I own a 92 240 with a KA24DE. I can't tell if I have a vacuum leak or a bad IACV. The Idle surges wether the engine is cold or hot, and after 10 min or so of driving the surging stops and it idles around 1500rpm. It's freakin' annoying so any help would be sweet.


----------



## dkdeleon (Jul 28, 2005)

I would check for vacuum leak.
sounds like you have small leak.


----------



## 2FIZZLE (Jun 11, 2005)

I've also noticed that I'm only getting about 22 mpg! How do I do a vacuum leak test?


----------



## rogoman (Dec 16, 2004)

2FIZZLE said:


> I've also noticed that I'm only getting about 22 mpg! How do I do a vacuum leak test?


Your bad MPG may be due to a bad O-2 sensor.

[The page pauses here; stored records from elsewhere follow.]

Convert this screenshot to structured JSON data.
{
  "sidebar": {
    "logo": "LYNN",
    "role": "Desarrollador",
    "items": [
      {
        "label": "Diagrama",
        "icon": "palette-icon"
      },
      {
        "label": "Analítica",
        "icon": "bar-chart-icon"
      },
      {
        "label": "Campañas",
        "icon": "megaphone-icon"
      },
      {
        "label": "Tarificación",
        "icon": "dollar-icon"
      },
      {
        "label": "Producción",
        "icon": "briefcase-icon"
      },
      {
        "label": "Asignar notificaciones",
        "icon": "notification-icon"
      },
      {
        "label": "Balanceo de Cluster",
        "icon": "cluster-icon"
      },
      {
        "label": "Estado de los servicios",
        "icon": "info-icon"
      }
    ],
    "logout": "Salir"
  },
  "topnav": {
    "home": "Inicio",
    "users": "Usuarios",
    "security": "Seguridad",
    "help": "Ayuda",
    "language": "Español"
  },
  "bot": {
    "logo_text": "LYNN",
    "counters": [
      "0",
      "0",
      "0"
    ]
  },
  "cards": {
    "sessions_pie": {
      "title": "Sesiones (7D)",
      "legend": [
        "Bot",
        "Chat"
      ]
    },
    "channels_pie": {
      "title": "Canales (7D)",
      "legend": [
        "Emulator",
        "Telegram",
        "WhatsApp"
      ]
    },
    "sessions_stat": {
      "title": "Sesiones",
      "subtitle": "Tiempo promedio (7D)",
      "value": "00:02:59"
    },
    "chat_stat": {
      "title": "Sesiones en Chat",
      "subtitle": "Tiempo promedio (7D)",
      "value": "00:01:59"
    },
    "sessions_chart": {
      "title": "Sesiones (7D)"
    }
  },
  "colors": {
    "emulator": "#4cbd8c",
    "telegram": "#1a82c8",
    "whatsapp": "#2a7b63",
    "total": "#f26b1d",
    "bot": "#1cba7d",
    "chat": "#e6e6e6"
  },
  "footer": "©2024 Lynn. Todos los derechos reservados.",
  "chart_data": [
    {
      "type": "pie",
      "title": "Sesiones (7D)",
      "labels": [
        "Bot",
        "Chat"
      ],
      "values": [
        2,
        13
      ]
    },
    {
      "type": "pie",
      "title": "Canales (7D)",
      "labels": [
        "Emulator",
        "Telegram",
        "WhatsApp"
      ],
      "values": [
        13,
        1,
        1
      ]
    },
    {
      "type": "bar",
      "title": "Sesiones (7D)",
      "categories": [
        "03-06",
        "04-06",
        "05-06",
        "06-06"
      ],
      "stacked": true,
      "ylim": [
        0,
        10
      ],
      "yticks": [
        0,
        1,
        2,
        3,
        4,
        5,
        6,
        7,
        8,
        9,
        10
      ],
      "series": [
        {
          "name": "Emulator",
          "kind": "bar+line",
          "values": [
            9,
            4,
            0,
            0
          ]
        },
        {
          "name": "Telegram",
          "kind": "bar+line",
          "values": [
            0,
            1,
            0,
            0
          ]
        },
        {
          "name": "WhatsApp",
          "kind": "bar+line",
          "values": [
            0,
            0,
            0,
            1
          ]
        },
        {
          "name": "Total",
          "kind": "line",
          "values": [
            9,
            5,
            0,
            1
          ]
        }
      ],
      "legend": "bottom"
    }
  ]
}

To check the intake system for a vacuum leak, attach a vacuum gauge to a full vacuum source. A good place to connect to is the charcoal canister. There should be three hoses connecting the carbon canister. Two of the hoses go to a purge valve that's built into the canister. The second larger hose off the purge valve should be your vacuum line. With the motor fully warmed up, the reading at idle should be 18 - 20 InHg. At 3,000 RPM, it should be 21 InHg.

If readings are under 18 InHg, check the intake manifold nuts to make sure they are tight. Also check the intake plenum bellows at the throttle valve and at the MAF for cracks or loose clamps.


----------



## 2FIZZLE (Jun 11, 2005)

Thanks for the info. The 02 is actually brand new.


----------



## scapi (May 15, 2004)

check the ground connections on the drivers side top - back of the motor. There are 2 ground connections there, one of mine was loose. Took serveral months to track down. Runs great .... now it need a new clutch???? :cheers:


----------



## 2FIZZLE (Jun 11, 2005)

Update:

The car now runs worse! It now only gets 250 miles per tank. The exhaust smells like fuel, and it acts like it wants to stall. i'm going to check the EGR valve and the IACV. i checked the fuel pressure and it is 40psi with the vacuum line on. So I'm thinking that the diaphram on the EGR has a tear in it.


----------